Reader threat model, what the Bureau assumes
The assumptions the Bureau makes about the reader environment, and why they matter for the material here.
Every piece of advice on this site is calibrated for a specific reader threat model. This report spells out that model so you know when Bureau advice applies to you and when your situation calls for something different.
The default reader
The Bureau assumes the default reader is an adult using Nexus Market for personal reasons in a jurisdiction where such use may or may not be legal. The reader has access to Tor Browser and understands enough about the internet to install it correctly. The reader is not a security professional, not a journalist under threat, not a state-level target.
The reader wants to reach the storefront, transact, and leave without their real identity being linked to their market account or their host operating system being compromised.
Adversaries we assume
Phishing operators. The most common adversary. Their goal is to capture credentials and drain wallets. Defence covered in the phishing report.
Casual chain surveillance. Someone with public chain-analysis tools who might link a market deposit address to a KYC exchange withdrawal. Defence: Monero, or Bitcoin routed through a fresh wallet or swap first.
Storefront database seizure. Historical pattern where a market operator's infrastructure is seized and the reader database is examined. Defence: no reused identifiers, no long-term wallet balance, PGP encryption over anything sensitive.
Compromised Tor Browser install. Reader downloaded Tor Browser from a fake source, or installed extensions that fingerprint them uniquely. Defence: torproject.org only, no extensions, security slider on Safest.

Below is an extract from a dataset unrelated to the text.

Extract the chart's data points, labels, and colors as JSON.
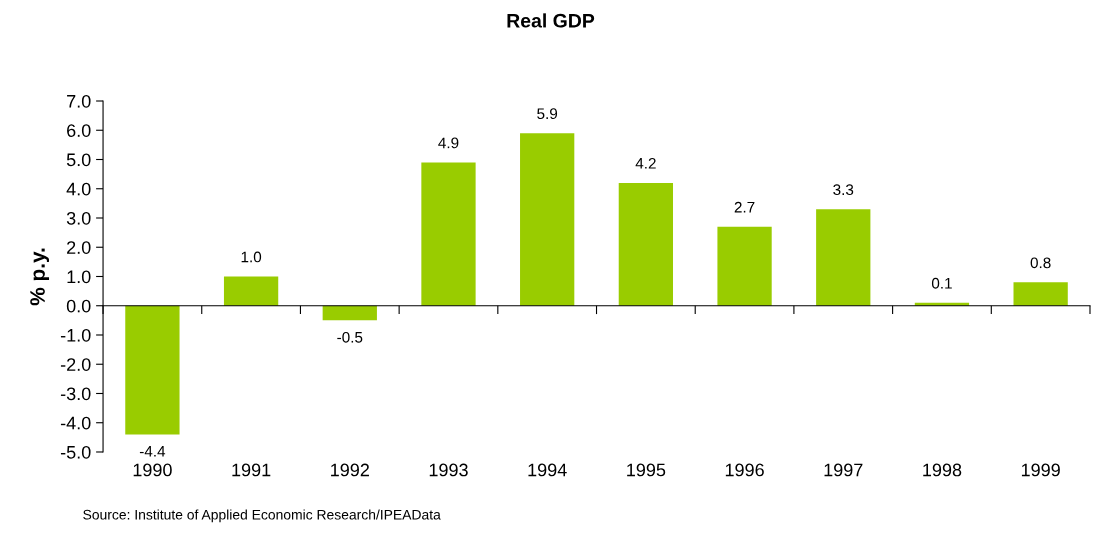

Adversaries we do not model
State-level targeted attack. If a national security agency specifically wants your identity linked to your Nexus account, the defences described here are not sufficient. Do not use the Bureau's material as a threat model for that adversary. Consult specialists.
Physical compromise. If someone with physical access to your device is your adversary, the compromise is already complete before you open Tor Browser. Defences in that scenario are hardware-encrypted disks, boot-from-USB systems like Tails, and habits well outside the scope of this Bureau.
Insider Nexus operator. We assume the operator is not actively adversarial. If the operator is compromised or turns adversarial, the 2 of 3 multisig closes one class of attacks (wallet drainage), but the reader database is still at risk.
Trade-offs we accept
Convenience versus privacy. The Bureau consistently recommends the more private option (Monero over Bitcoin, PGP over plaintext, Tor Browser over a regular browser with a VPN). This costs the reader minutes of setup and workflow friction. We think the trade is worth it. Not everyone will.
Operational sophistication versus reader onboarding cost. The strongest defences (Tails on USB, dedicated hardware, own-node Monero) are more effort than most readers will accept. The Bureau recommends the strongest defences a typical reader will actually implement, not the theoretically strongest defences that no one implements.
When to escalate beyond Bureau recommendations
If your threat model includes a state-level adversary, use Tails on dedicated hardware, never touch the storefront from your host operating system, and consult a security specialist for anything beyond that.
If your threat model includes physical compromise of your device, do not use the storefront at all from that device.
If your threat model includes needing plausible deniability about ever having accessed the storefront, use Tails, do not enable persistent storage, and reboot after every session.